From Nassau we took a flight to Treasure Cay which we were astonished to share with Dr Minnis, the Bahamas Prime Minister, who queued up to board the plane along with everyone else, while the speakers blared Married Man by Ronnie Butler, much to our merriment.
Dr Minnis got off at Marsh Town with minimal fuss.
No European PM would travel on a commercial flight, with the locals and a handful of tourists.
From Treasure Cay we took the “ferry”, a medium size speedboat that dropped us off on Green Turtle Cay, a sandbank in the Abacos that has seen a lot of development since our last visit there, some 15 years ago.
At the time we were guests of the legendary Paul Thompson, then manager of Lyford Cay and owner of Villa Pasha. He has since moved to Elbow Cay. No one has done more for promoting the Abacos than Paul and one hears stories about him on every cay.
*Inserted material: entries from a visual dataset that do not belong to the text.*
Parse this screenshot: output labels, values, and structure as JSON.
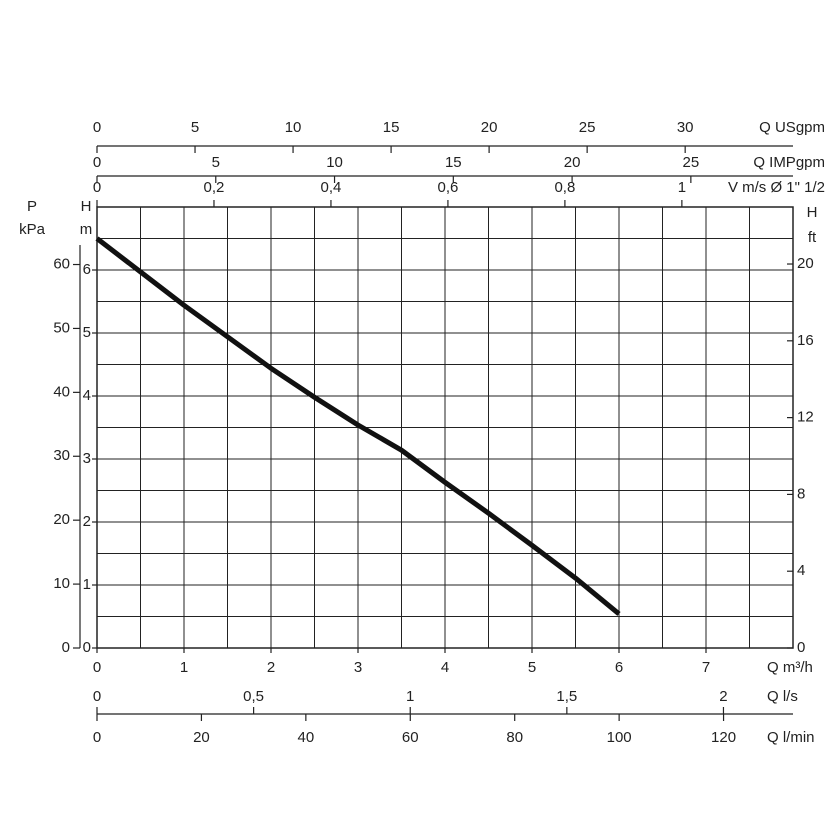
{
  "chart_data": {
    "type": "line",
    "x": [
      0,
      0.5,
      1,
      1.5,
      2,
      2.5,
      3,
      3.5,
      4,
      4.5,
      5,
      5.5,
      6
    ],
    "series": [
      {
        "color": "#111111",
        "values": [
          6.5,
          5.97,
          5.44,
          4.94,
          4.44,
          3.98,
          3.54,
          3.14,
          2.63,
          2.14,
          1.63,
          1.11,
          0.54
        ]
      }
    ],
    "xlim": [
      0,
      8
    ],
    "xticks": [
      0,
      1,
      2,
      3,
      4,
      5,
      6,
      7
    ],
    "xlabel": "Q m³/h",
    "ylim": [
      0,
      7
    ],
    "yticks": [
      0,
      1,
      2,
      3,
      4,
      5,
      6
    ],
    "ylabel": [
      "H",
      "m"
    ],
    "grid": true,
    "grid_step": 0.5,
    "left_axis": {
      "label": [
        "P",
        "kPa"
      ],
      "lim": [
        0,
        69
      ],
      "ticks": [
        0,
        10,
        20,
        30,
        40,
        50,
        60
      ]
    },
    "right_axis": {
      "label": [
        "H",
        "ft"
      ],
      "lim": [
        0,
        22.97
      ],
      "ticks": [
        0,
        4,
        8,
        12,
        16,
        20
      ]
    },
    "top_axes": [
      {
        "label": "Q USgpm",
        "lim": [
          0,
          35.5
        ],
        "ticks": [
          0,
          5,
          10,
          15,
          20,
          25,
          30
        ]
      },
      {
        "label": "Q IMPgpm",
        "lim": [
          0,
          29.3
        ],
        "ticks": [
          0,
          5,
          10,
          15,
          20,
          25
        ]
      },
      {
        "label": "V m/s Ø 1\" 1/2",
        "lim": [
          0,
          1.19
        ],
        "ticks": [
          0,
          {
            "value": 0.2,
            "label": "0,2"
          },
          {
            "value": 0.4,
            "label": "0,4"
          },
          {
            "value": 0.6,
            "label": "0,6"
          },
          {
            "value": 0.8,
            "label": "0,8"
          },
          1
        ]
      }
    ],
    "bottom_axes": [
      {
        "label": "Q l/s",
        "lim": [
          0,
          2.222
        ],
        "ticks": [
          0,
          {
            "value": 0.5,
            "label": "0,5"
          },
          1,
          {
            "value": 1.5,
            "label": "1,5"
          },
          2
        ]
      },
      {
        "label": "Q l/min",
        "lim": [
          0,
          133.3
        ],
        "ticks": [
          0,
          20,
          40,
          60,
          80,
          100,
          120
        ]
      }
    ]
  }
}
Green Turtle is favoured by a number of small marinas that accommodate both sailing and motor yachts.
At Bluff Harbour, we met an Aussie sailor who turned out to be former tennis pro John Gardner, now blissfully retired and cruising the seas on a 42 ft Beneteau named Walkabout.
He and his daughter Dana invited us for a coffee on Walkabout and regaled us with stories of their cay-hopping adventures.
We stayed at a villa on the north side of the island, Coconut Beach House, which is perfect for people who enjoy some solitude and long beach walks. The neighbouring houses are a discreet distance away and the town of New Plymouth, some 20 min. drive by golf cart.
Golf carts are the main form of transportation on Green Turtle Cay and ours was provided by a great lady who has lived there for 33 years, Jean Lowe (Golf Cart Rentals).
The sturdy cart negotiated some pretty rough terrain around the island as it took us pretty much all over the place. We had dinners at the Leward Yacht Club and at Bluff Harbour, and we enjoyed Coco Beach where the water is shallow a long way, but then as it deepens, you get to swim with turtles – a far better proposition than feeding the now overfed and vastly overrated swimming pigs, so popular with tourists.